Mr Carter said RACQ was committed to passing on any benefits from the reinsurance pool to members, however, warned all levels of government needed to look more broadly at climate impacts for Queenslanders to see tangible reductions in premiums.
“It’s important the State and Federal Governments invest in mitigation and resilience measures alongside the pool, as well as a plan to tackle other weather threats, and looks at options like restructuring taxes to ease affordability concerns,” he said.
“We also need local councils to ensure urban planning doesn’t see new developments in high-risk areas.
“We’re committed to working with governments to identify key mitigation measures, like flood levees and coastal barriers, which could be rolled out across vulnerable parts of the State.
“Economically, affordable insurance and investment in mitigation makes sense. Insurability of communities builds resilience and economic prosperity before, during and after disaster strikes.”
Mr Carter said there had been strong demand for mitigation grant and discount offers by Queenslanders in the worst-impacted areas looking to improve the safety of their own properties.
“In 2016, we introduced our RACQ Household Cyclone Resilience Program which provides up to a 20 percent discount on the cyclone portion of their insurance premium for members who undertake certain measures to safeguard their homes from cyclone damage,” he said.
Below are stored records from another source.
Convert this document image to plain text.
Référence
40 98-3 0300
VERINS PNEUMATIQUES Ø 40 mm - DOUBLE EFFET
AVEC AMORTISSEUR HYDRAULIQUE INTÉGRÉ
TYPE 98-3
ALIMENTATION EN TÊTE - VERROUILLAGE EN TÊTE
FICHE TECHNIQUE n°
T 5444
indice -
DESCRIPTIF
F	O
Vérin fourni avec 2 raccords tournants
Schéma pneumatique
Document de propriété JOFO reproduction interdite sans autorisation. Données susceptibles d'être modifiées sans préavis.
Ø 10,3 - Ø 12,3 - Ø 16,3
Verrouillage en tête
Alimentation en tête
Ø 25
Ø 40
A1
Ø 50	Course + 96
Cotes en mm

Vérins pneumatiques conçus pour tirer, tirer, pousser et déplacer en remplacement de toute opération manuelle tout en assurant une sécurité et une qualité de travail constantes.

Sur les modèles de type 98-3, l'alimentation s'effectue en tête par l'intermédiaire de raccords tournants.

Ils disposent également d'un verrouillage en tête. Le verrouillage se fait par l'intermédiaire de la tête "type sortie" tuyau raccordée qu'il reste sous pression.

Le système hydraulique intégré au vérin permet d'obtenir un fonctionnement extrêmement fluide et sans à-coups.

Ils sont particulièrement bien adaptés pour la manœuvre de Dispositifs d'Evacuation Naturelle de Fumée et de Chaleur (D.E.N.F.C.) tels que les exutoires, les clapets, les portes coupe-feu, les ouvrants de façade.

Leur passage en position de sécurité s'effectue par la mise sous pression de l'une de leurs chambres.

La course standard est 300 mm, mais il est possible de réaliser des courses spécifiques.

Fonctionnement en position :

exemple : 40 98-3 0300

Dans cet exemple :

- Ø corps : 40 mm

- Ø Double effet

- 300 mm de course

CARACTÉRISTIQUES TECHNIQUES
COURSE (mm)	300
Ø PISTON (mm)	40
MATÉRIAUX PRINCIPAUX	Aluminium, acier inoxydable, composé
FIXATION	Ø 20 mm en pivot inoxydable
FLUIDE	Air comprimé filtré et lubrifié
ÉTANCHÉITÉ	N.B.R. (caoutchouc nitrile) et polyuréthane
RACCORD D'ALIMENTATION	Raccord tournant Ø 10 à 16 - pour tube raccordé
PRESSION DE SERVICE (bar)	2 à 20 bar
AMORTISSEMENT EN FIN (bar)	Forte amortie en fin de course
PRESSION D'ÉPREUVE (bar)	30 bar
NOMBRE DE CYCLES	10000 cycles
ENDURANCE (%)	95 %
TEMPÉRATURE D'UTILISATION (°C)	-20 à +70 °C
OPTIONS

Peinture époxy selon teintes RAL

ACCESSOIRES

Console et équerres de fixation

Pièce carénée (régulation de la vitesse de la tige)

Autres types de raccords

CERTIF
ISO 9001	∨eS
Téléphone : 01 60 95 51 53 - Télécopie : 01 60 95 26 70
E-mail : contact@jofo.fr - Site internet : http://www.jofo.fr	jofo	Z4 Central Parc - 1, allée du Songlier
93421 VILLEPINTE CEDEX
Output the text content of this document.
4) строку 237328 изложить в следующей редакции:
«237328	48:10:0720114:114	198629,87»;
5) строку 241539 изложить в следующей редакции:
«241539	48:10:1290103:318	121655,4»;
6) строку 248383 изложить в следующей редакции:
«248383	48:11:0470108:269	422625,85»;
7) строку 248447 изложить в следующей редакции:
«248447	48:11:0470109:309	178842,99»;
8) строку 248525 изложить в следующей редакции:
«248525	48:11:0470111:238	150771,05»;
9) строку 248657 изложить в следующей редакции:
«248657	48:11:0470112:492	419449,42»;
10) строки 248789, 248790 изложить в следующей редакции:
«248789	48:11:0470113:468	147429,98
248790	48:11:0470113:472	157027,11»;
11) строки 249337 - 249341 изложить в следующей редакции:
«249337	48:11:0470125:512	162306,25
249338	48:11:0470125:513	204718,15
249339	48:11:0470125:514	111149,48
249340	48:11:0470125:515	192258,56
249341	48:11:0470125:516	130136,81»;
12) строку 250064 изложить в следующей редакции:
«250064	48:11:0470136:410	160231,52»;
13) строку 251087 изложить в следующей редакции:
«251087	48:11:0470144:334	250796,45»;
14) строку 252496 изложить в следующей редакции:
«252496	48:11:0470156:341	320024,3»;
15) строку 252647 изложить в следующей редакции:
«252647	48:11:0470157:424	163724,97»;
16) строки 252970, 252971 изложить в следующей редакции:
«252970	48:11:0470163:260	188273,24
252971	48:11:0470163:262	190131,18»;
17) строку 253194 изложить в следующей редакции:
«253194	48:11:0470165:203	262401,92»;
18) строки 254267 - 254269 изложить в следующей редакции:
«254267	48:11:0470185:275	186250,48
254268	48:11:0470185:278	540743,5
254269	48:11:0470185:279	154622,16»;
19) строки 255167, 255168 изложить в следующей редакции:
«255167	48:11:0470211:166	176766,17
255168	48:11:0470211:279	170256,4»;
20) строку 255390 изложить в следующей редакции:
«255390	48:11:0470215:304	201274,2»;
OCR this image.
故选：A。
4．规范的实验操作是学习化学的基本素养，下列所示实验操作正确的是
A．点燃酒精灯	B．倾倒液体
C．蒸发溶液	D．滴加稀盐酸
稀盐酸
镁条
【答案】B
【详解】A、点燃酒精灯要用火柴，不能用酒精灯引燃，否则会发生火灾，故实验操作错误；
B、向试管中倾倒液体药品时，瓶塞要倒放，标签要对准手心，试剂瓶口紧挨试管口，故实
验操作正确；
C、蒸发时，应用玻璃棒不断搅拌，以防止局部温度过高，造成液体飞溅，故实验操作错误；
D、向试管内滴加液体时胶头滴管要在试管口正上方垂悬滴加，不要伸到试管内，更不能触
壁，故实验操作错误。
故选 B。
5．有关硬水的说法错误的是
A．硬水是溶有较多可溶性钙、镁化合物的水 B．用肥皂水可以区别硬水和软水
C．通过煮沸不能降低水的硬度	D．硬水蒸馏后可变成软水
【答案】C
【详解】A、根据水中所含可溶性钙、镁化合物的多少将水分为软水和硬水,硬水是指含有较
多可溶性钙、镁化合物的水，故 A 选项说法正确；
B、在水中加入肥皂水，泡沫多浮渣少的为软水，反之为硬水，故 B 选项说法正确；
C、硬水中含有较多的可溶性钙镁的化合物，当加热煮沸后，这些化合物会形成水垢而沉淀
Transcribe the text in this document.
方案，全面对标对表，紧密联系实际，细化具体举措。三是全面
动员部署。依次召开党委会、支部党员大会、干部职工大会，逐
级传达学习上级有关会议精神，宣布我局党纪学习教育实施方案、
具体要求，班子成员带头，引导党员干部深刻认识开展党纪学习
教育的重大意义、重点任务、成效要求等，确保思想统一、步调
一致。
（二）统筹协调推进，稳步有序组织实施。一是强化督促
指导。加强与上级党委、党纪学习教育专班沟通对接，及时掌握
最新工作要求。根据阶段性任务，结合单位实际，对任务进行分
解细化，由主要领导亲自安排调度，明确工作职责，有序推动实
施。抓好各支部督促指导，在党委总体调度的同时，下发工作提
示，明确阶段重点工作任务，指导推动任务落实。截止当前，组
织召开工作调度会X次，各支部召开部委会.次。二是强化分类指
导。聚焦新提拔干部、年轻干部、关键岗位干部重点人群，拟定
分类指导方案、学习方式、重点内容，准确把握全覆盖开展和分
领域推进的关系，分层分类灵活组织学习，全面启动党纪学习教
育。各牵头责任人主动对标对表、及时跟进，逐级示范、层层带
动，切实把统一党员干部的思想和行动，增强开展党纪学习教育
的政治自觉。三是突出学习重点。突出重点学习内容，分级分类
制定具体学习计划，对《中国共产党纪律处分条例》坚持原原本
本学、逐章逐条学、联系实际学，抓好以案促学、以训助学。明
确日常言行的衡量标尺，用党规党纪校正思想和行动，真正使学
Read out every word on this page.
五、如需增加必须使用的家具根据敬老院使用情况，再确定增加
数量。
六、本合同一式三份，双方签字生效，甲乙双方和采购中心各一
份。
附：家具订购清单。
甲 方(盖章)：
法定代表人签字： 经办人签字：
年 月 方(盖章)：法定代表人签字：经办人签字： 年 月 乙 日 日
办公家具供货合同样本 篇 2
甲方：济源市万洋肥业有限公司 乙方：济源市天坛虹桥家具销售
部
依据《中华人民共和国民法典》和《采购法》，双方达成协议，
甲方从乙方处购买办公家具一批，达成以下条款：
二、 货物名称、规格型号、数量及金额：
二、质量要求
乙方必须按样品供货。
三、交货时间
“Then we saw the Queensland Government-backed Household Cyclone Resilience Program introduced to make homes safer and insurance in high-risk areas more affordable – that was so successful it took just weeks to fill the available grants.
“Queenslanders are crying out for support to make their properties safer, so we’re working with governments and industry to design a plan which leads to safer and more sustainable communities which will then lead to better insurability and lower premiums.”
A second scheme, known as the North Queensland Strata Title Resilience Pilot program, was also announced by the Government and would be a $40 million fund used to approve practical works aimed at reducing damage done by cyclones or cyclone-proofing their building.